What Gay Hockey Means to Me

by | Dec 11, 2014 | 0 comments

If you would have passed me on the street approximately a year and a half ago, I would have been unrecognizable compared to today. I was a bit overweight with my head slightly lowered, avoiding eye contact and even conversation. Then something happened to me that totally changed my life.

Growing up, I always had a feeling that I wasn’t going to be typical. Coming from a pretty small town and with a narrow-minded attitude, I can still remember specific times in my life where my mind and mentality changed. When I was around seven years old, I knew my “preference.” I was honest about it, and I paid for it. I can still see in my mind as if it was yesterday when I was 13 and the phrase that was spoken to me at school. That was the exact moment when my emotional state shut down. I went through the motions of life devoid of passion and feeling. I had built a wall high around me and would not let anyone or anything in. For the next 15 years, I walked alone through life as much as possible.
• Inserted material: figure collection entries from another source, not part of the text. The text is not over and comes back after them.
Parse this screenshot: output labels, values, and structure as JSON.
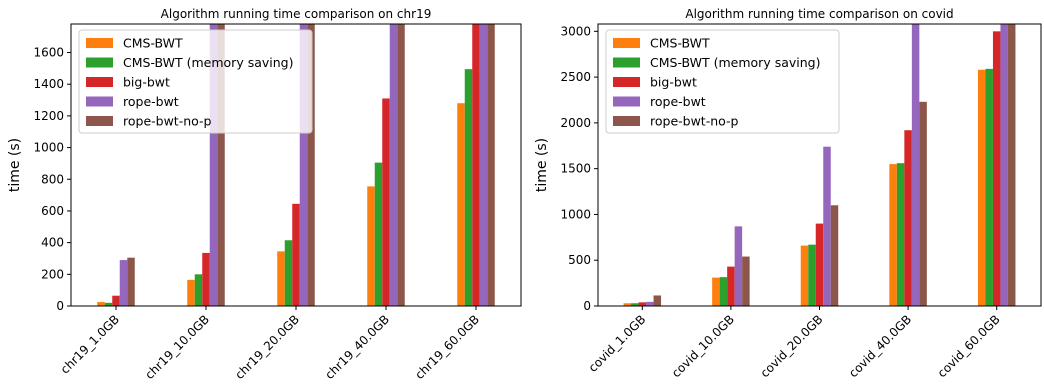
{
  "chart_data": [
    {
      "type": "bar",
      "title": "Algorithm running time comparison on chr19",
      "xlabel": "",
      "ylabel": "time (s)",
      "ylim": [
        0,
        1780
      ],
      "yticks": [
        0,
        200,
        400,
        600,
        800,
        1000,
        1200,
        1400,
        1600
      ],
      "categories": [
        "chr19_1.0GB",
        "chr19_10.0GB",
        "chr19_20.0GB",
        "chr19_40.0GB",
        "chr19_60.0GB"
      ],
      "series": [
        {
          "name": "CMS-BWT",
          "color": "#ff7f0e",
          "values": [
            25,
            165,
            345,
            755,
            1280
          ]
        },
        {
          "name": "CMS-BWT (memory saving)",
          "color": "#2ca02c",
          "values": [
            20,
            200,
            415,
            905,
            1495
          ]
        },
        {
          "name": "big-bwt",
          "color": "#d62728",
          "values": [
            65,
            335,
            645,
            1310,
            1780
          ]
        },
        {
          "name": "rope-bwt",
          "color": "#9467bd",
          "values": [
            290,
            1780,
            1780,
            1780,
            1780
          ]
        },
        {
          "name": "rope-bwt-no-p",
          "color": "#8c564b",
          "values": [
            305,
            1780,
            1780,
            1780,
            1780
          ]
        }
      ],
      "legend": "top-left",
      "grid": false
    },
    {
      "type": "bar",
      "title": "Algorithm running time comparison on covid",
      "xlabel": "",
      "ylabel": "time (s)",
      "ylim": [
        0,
        3080
      ],
      "yticks": [
        0,
        500,
        1000,
        1500,
        2000,
        2500,
        3000
      ],
      "categories": [
        "covid_1.0GB",
        "covid_10.0GB",
        "covid_20.0GB",
        "covid_40.0GB",
        "covid_60.0GB"
      ],
      "series": [
        {
          "name": "CMS-BWT",
          "color": "#ff7f0e",
          "values": [
            30,
            310,
            660,
            1550,
            2580
          ]
        },
        {
          "name": "CMS-BWT (memory saving)",
          "color": "#2ca02c",
          "values": [
            30,
            315,
            670,
            1560,
            2590
          ]
        },
        {
          "name": "big-bwt",
          "color": "#d62728",
          "values": [
            40,
            430,
            900,
            1920,
            3000
          ]
        },
        {
          "name": "rope-bwt",
          "color": "#9467bd",
          "values": [
            45,
            870,
            1740,
            3080,
            3080
          ]
        },
        {
          "name": "rope-bwt-no-p",
          "color": "#8c564b",
          "values": [
            115,
            540,
            1100,
            2230,
            3080
          ]
        }
      ],
      "legend": "top-left",
      "grid": false
    }
  ]
}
I then found the Madison Gay Hockey Association. Having an appreciation for sports, I was interested. Upon reading more and more on the MGHA website, I decided to sign up. If nothing else, I’d be learning another sport. As I took my quiet self to one of the first open skates, I had no idea what to expect. Upon introducing myself I was prepared for the usual reaction, but to my surprise, I was met with openness and kindness. Throughout the summer, I attended more and more open skates, quickly meeting the founder and most of the board members. I was unsure whether to be scared or intrigued.

By the time the first skills clinic came around, I remember finishing up and sitting in the stands and watching the others. I was approached by a few people that I hadn’t yet met, but they seemed to know my name. They sat next to me and started up a conversation. This happened more frequently as the season started to get underway. I was totally in awe of the community that existed and the idea that I could possibly have a place here and be accepted. I could feel a part of myself come alive; the wall that I had built was quickly crumbling away.

It didn’t matter that I had never been on a pair of skates before or that my hockey knowledge was limited. It didn’t matter that I knew no one in the league before I signed up, nor who I was as a person. Through constant support, encouragement, and positive reinforcement (on and off the ice), I have made such amazing friendships and discovered so much about myself that I never knew existed.

Everything has been going in a positive direction which, honestly, I am not used to. I remember being at an open skate by myself. I was working on trying to stop and the one thing that I distinctly remember someone saying was, “You’ll be fine. Just keep at it. Remember, you get out what you put into it.” At that time, I thought the statement only applied to hockey. Little did I know it would apply to so many other aspects of my life.

The one thing that I’ve learned this season is that life doesn’t happen to you, you have to participate in life for anything to happen. I may have been brought into this world in the 1980s, but the summer of 2009 is when I truly was born and brought into the light of life.